I was really, really touched by all the kind messages I received in response to my last blog. Honestly getting each message was really amazing. I felt so moved by all of your kindness. I was especially touched by the messages from those of you currently going through cycles or in IVF limbo. I know that it can be reassuring when others get positives (I have got much reassurance from fellow bloggers who got positives) but I also know that it can be a gut punch, so I really appreciate your generosity in being happy for me. Thank you so much.
After I got the results from my first beta, my over-riding emotion was shock. I simply couldn’t believe it. Although I was hoping so, so badly for a positive result, I didn’t really believe that it would happen. It didn’t take too long before the shock turned to disbelief. It just didn’t seem real. After all, I had zero symptoms (which is not unreasonable really) and I felt no different from normal. I couldn’t really believe that it was true.
I asked my clinic for a second beta because I needed to know (for my sanity) that the HCG was doubling appropriately (apparently my clinic doesn’t do second betas routinely – it only recommends it for people with borderline results the first time). The nurse who took my bloods was a little surprised that I wanted to repeat the test because she felt that my first beta was strong, but thankfully they humoured me and the second beta came back with a great result & the requisite doubling. Phew. Relief once more…. Except of course the relief only lasts so long before the disbelief kicks in again.
And now it has been three days since my second beta and it is 15 days until my first scan, and the fears are starting to kick in big time. I had no symptoms over the weekend (still very early days so again, it’s still not unreasonable) but today I’ve started feeling really crampy. It’s the same sort of pre-menstrual cramps that I get and it’s really unsettling. I really want to phone the clinic and ask for another beta but for once I’m really lacking the courage to ask and I don’t know why. It’s most unlike me to be shy about coming forward.
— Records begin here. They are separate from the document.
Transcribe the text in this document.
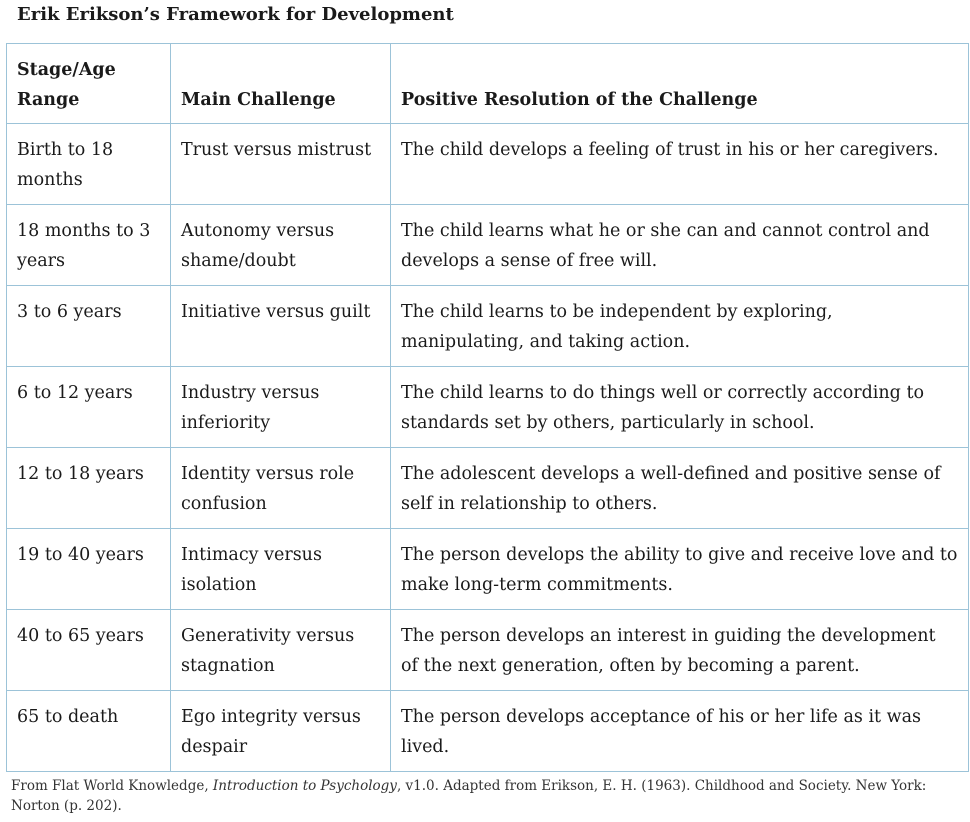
Erik Erikson’s Framework for Development
Stage/Age Range	Main Challenge	Positive Resolution of the Challenge
Birth to 18 months	Trust versus mistrust	The child develops a feeling of trust in his or her caregivers.
18 months to 3 years	Autonomy versus shame/doubt	The child learns what he or she can and cannot control and develops a sense of free will.
3 to 6 years	Initiative versus guilt	The child learns to be independent by exploring, manipulating, and taking action.
6 to 12 years	Industry versus inferiority	The child learns to do things well or correctly according to standards set by others, particularly in school.
12 to 18 years	Identity versus role confusion	The adolescent develops a well-defined and positive sense of self in relationship to others.
19 to 40 years	Intimacy versus isolation	The person develops the ability to give and receive love and to make long-term commitments.
40 to 65 years	Generativity versus stagnation	The person develops an interest in guiding the development of the next generation, often by becoming a parent.
65 to death	Ego integrity versus despair	The person develops acceptance of his or her life as it was lived.
From Flat World Knowledge, Introduction to Psychology, v1.0. Adapted from Erikson, E. H. (1963). Childhood and Society. New York: Norton (p. 202).
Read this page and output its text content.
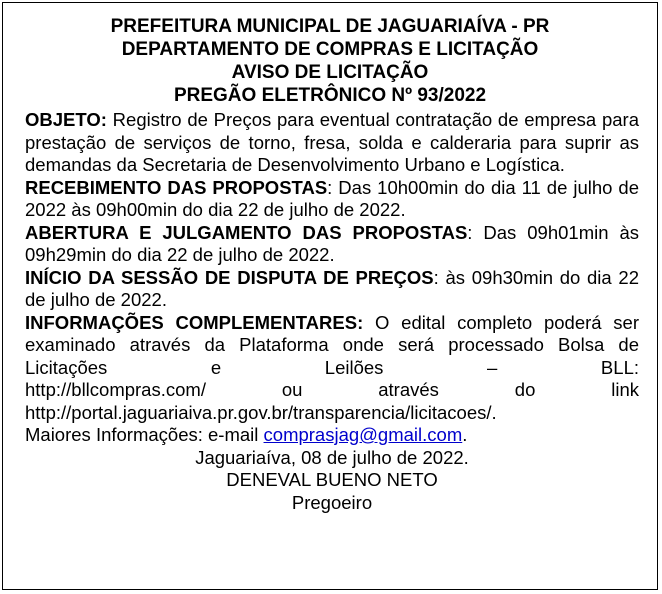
PREFEITURA MUNICIPAL DE JAGUARIAÍVA - PR

DEPARTAMENTO DE COMPRAS E LICITAÇÃO

AVISO DE LICITAÇÃO

PREGÃO ELETRÔNICO Nº 93/2022

OBJETO: Registro de Preços para eventual contratação de empresa para prestação de serviços de torno, fresa, solda e calderaria para suprir as demandas da Secretaria de Desenvolvimento Urbano e Logística.

RECEBIMENTO DAS PROPOSTAS: Das 10h00min do dia 11 de julho de 2022 às 09h00min do dia 22 de julho de 2022.

ABERTURA E JULGAMENTO DAS PROPOSTAS: Das 09h01min às 09h29min do dia 22 de julho de 2022.

INÍCIO DA SESSÃO DE DISPUTA DE PREÇOS: às 09h30min do dia 22 de julho de 2022.

INFORMAÇÕES COMPLEMENTARES: O edital completo poderá ser examinado através da Plataforma onde será processado Bolsa de Licitações e Leilões – BLL:

http://bllcompras.com/	ou	através	do	link

http://portal.jaguariaiva.pr.gov.br/transparencia/licitacoes/.

Maiores Informações: e-mail comprasjag@gmail.com.

Jaguariaíva, 08 de julho de 2022.

DENEVAL BUENO NETO

Pregoeiro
My husband has been great at trying to allay my fears. He thinks the cramping is a good sign, he thinks it’s my body starting to change in a good way. I dunno. I’m not so sure, it doesn’t feel too good to me and although my hub has always been brilliant about supporting me through menstrual issues, he can’t really know what it feels like (what with being a boy and all) so somehow his comments don’t reassure me like I wish they would.
Sorry I know I’m sounding like a right old negative nelly here but I’m just so fearful it’s going to go wrong.
I’m not sure I can last out until the scan without doing something (but what?). I guess I’ll just have to see how I feel tomorrow and take it a day at a time.